記憶 ―砂漠の花―
部屋には、ふんわりと花の香りが漂っていた。
周囲を見回すと、ベッドの横の棚の上にはアランがあらかじめ用意したであろうお香が煙を放っている。
「アラン!明日早いからもう寝たいの。まず私から離れて!そしてこの部屋から出ていって!?」
私は思いきり睨んでやったが、さすがいくつもの修羅場を潜って来ているだけあって、アランは笑顔で対応した。
「もう。そんなに怒んないでよ。はいはい、まず離れます~。」
両手をあげ、おどけながら後ろへ下がり、ベッドに腰掛けた。
あぁ、
…出て行く気はないらしい。
「アイリ、俺の事嫌いだよね~、何で~?」
「別に嫌いじゃないよ。
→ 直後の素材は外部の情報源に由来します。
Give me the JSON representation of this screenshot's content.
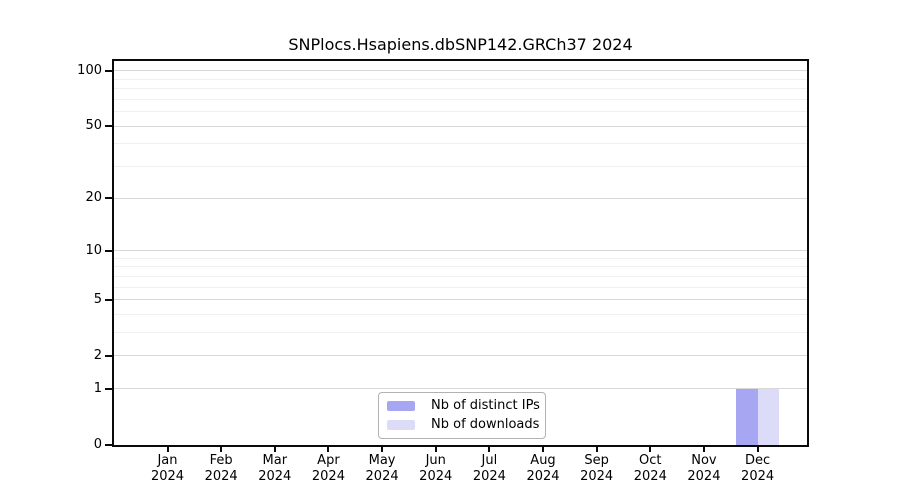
{
  "chart_data": {
    "type": "bar",
    "title": "SNPlocs.Hsapiens.dbSNP142.GRCh37 2024",
    "months": [
      "Jan",
      "Feb",
      "Mar",
      "Apr",
      "May",
      "Jun",
      "Jul",
      "Aug",
      "Sep",
      "Oct",
      "Nov",
      "Dec"
    ],
    "year_label": "2024",
    "series": [
      {
        "name": "Nb of distinct IPs",
        "color": "#a6a6f2",
        "values": [
          0,
          0,
          0,
          0,
          0,
          0,
          0,
          0,
          0,
          0,
          0,
          1
        ]
      },
      {
        "name": "Nb of downloads",
        "color": "#dcdcf9",
        "values": [
          0,
          0,
          0,
          0,
          0,
          0,
          0,
          0,
          0,
          0,
          0,
          1
        ]
      }
    ],
    "yscale": "log1p",
    "ylim": [
      0,
      113
    ],
    "yticks_labeled": [
      0,
      1,
      2,
      5,
      10,
      20,
      50,
      100
    ],
    "yticks_minor": [
      3,
      4,
      6,
      7,
      8,
      9,
      30,
      40,
      60,
      70,
      80,
      90
    ],
    "grid": "horizontal",
    "legend_position": "lower center"
  },
  "colors": {
    "bar_distinct_ips": "#a6a6f2",
    "bar_downloads": "#dcdcf9",
    "grid_major": "#d7d7d7",
    "grid_minor": "#f0f0f0",
    "spine": "#0a0a0a",
    "legend_border": "#b2b2b2",
    "background": "#ffffff"
  }
}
ただ、すごく苦手なの!女ったらしって!」
私の嫌味のこもった言葉も、アランは自然とすり抜ける。
「女たらしっていうか、アイリ昔からアズ以外の男を寄せ付けないんだよね~。」
「そ、そんな事ないもん!」
「俺がアイリに冷たくされる度に悲しくなるの、アイリ知らないでしょ…。」
急に捨てられた子犬みたいな瞳で私を見る。
小道具に、枕を抱き締めて。
みんな、これに弱いのか…。
これも奴の手だという事を私は知っている。